Pornographic video detection based on multimodal fusion is an effective approach for filtering pornography. However, existing methods lack accurate representation of audio semantics and pay little attention to the characteristics of pornographic audios. In this paper, we propose a novel framework of fusing audio vocabulary with visual features for pornographic video detection. The novelty of our approach lies in three aspects: an audio semantics representation method based on an energy envelope unit (EEU) and bag-of-words (BoW), a periodicity-based audio segmentation algorithm, and a periodicity-based video decision algorithm. The first one, named the EEU+BoW representation method, is proposed to describe the audio semantics via an audio vocabulary. The audio vocabulary is constructed by k-means clustering of EEUs.
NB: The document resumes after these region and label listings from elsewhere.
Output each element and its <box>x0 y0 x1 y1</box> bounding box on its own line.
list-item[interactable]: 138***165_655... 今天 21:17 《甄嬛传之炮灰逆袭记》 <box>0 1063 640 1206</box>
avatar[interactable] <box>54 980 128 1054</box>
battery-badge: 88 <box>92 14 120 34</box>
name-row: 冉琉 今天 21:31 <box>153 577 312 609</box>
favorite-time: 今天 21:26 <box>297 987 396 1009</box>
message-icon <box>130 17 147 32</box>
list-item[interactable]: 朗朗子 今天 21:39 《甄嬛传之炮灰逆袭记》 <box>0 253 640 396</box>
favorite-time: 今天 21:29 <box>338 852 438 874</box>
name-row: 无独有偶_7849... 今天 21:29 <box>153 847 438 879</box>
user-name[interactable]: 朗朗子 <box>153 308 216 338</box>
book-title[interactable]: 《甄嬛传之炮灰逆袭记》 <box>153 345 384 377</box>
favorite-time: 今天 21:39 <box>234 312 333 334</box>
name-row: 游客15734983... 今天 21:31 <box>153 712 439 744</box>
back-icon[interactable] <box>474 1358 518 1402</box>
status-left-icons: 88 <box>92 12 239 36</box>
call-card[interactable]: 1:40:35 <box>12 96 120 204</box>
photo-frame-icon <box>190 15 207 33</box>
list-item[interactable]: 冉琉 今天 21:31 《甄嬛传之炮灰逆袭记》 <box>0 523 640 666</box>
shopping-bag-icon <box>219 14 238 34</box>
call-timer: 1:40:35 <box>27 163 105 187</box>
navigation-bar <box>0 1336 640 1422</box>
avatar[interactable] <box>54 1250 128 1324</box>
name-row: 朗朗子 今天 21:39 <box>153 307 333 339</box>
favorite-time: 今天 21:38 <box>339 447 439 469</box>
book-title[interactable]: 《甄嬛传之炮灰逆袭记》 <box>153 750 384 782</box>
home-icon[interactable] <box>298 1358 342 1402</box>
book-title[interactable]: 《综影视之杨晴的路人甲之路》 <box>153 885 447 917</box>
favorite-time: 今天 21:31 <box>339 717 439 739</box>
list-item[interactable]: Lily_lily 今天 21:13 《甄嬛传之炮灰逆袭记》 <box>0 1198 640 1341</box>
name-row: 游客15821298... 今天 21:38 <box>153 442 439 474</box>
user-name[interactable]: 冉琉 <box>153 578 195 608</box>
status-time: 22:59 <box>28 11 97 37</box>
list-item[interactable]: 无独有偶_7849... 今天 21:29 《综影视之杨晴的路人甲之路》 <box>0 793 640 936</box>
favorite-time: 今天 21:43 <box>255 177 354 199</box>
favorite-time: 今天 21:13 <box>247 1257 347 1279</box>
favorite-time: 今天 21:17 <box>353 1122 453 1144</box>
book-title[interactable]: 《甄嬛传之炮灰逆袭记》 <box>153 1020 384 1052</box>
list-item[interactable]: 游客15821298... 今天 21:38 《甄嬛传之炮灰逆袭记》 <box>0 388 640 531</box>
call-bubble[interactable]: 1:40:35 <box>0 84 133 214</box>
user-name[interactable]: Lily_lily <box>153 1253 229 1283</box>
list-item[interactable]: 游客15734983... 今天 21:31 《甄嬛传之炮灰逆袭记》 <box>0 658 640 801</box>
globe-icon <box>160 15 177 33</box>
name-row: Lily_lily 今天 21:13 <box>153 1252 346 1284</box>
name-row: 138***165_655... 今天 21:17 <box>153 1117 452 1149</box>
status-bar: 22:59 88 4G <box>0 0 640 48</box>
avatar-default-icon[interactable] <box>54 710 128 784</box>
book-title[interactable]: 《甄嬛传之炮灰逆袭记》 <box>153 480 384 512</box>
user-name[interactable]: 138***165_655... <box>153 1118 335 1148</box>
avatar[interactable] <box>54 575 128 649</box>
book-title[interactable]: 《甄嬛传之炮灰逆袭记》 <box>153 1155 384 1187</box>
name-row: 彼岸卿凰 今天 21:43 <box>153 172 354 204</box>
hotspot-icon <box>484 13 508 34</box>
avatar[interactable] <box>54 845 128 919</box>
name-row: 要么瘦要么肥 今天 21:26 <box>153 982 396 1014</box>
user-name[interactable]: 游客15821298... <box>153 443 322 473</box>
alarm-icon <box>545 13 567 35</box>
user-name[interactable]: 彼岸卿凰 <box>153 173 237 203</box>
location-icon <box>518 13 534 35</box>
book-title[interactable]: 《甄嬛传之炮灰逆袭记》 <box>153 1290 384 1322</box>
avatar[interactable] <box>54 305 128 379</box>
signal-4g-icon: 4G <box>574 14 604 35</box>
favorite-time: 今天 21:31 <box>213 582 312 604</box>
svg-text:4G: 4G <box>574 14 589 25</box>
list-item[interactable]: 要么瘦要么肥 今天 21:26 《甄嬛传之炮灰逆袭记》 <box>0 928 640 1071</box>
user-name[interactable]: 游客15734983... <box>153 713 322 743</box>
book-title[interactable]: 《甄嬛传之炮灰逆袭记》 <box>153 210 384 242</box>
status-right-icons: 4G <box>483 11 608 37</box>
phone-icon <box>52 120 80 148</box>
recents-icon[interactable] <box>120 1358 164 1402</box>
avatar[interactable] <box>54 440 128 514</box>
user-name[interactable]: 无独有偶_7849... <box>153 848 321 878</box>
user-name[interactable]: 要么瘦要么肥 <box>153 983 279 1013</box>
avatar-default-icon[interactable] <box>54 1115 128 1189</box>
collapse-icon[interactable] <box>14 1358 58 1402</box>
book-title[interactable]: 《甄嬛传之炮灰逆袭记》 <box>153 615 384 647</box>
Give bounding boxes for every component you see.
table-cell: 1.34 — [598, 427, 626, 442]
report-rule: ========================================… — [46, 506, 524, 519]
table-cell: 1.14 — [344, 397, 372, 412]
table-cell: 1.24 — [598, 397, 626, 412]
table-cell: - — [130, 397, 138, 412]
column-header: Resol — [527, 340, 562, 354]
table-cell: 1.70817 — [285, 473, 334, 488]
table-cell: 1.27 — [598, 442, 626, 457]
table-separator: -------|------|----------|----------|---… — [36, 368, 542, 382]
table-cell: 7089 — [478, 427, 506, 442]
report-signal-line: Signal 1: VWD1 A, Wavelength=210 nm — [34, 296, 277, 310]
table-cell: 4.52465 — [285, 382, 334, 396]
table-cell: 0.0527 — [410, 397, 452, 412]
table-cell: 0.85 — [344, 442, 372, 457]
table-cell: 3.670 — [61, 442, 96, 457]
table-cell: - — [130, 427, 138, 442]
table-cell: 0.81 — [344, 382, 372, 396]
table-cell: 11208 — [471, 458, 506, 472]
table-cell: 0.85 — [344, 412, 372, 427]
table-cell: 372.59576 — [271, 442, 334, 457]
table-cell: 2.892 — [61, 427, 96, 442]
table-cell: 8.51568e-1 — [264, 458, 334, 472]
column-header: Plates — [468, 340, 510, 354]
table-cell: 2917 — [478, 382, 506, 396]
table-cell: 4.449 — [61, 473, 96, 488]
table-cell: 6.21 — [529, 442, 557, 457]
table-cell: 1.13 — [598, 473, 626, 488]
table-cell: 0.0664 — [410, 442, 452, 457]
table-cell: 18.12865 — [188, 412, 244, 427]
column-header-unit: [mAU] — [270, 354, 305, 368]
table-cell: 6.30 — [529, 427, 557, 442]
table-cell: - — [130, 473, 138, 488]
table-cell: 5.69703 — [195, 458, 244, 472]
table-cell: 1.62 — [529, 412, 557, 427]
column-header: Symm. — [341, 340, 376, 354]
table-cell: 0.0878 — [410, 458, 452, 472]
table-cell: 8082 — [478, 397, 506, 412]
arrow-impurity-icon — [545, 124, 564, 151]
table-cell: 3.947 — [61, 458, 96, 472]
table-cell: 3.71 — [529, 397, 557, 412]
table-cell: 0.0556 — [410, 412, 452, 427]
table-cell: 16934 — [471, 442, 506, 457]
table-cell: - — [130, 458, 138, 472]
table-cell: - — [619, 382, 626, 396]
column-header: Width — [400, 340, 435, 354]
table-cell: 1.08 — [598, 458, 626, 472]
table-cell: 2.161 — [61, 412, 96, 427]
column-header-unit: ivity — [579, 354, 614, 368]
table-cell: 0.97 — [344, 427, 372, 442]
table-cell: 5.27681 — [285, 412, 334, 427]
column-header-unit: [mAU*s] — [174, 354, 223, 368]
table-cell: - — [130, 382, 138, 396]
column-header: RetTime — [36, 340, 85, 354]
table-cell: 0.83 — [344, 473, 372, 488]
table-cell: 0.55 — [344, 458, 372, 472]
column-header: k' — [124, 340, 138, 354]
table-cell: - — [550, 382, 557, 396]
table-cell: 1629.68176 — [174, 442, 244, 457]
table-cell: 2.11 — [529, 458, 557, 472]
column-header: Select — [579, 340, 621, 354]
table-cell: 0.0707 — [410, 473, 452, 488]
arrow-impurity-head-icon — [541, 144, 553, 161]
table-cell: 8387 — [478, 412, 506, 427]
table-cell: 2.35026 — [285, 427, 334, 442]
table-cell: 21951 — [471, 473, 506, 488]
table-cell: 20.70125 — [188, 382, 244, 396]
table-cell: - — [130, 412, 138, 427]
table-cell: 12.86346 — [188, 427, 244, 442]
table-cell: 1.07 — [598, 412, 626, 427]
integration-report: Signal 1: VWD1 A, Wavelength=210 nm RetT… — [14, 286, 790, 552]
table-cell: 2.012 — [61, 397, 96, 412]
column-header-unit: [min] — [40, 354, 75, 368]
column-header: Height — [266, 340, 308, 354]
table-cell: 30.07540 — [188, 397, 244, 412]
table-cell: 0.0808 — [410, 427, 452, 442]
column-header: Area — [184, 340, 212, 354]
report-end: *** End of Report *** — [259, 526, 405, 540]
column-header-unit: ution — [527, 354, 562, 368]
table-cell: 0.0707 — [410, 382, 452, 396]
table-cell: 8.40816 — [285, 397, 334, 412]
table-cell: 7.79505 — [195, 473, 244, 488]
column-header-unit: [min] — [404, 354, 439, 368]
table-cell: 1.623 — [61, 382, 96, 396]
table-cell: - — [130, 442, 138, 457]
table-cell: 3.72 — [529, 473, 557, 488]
The latter two aspects echo with each other to make full use of the periodicities in pornographic audios. Using the periodicity-based audio segmentation algorithm, audio streams are divided into EEU sequences. After these EEUs are classified, videos are judged to be pornographic or not by the periodicity-based video decision algorithm. Before fusion, two support vector machines are respectively applied for the audio-vocabulary-based and visual-features-based methods. To fuse their results, a keyframe is selected from each EEU in terms of the beginning and ending positions, and then an integrated weighted scheme and a periodicity-based video decision algorithm are adopted to yield final detection results. Experimental results show that our approach outperforms the traditional one which is only based on visual features, and achieves satisfactory performance. The true positive rate achieves 94.44% while the false positive rate is 9.76%.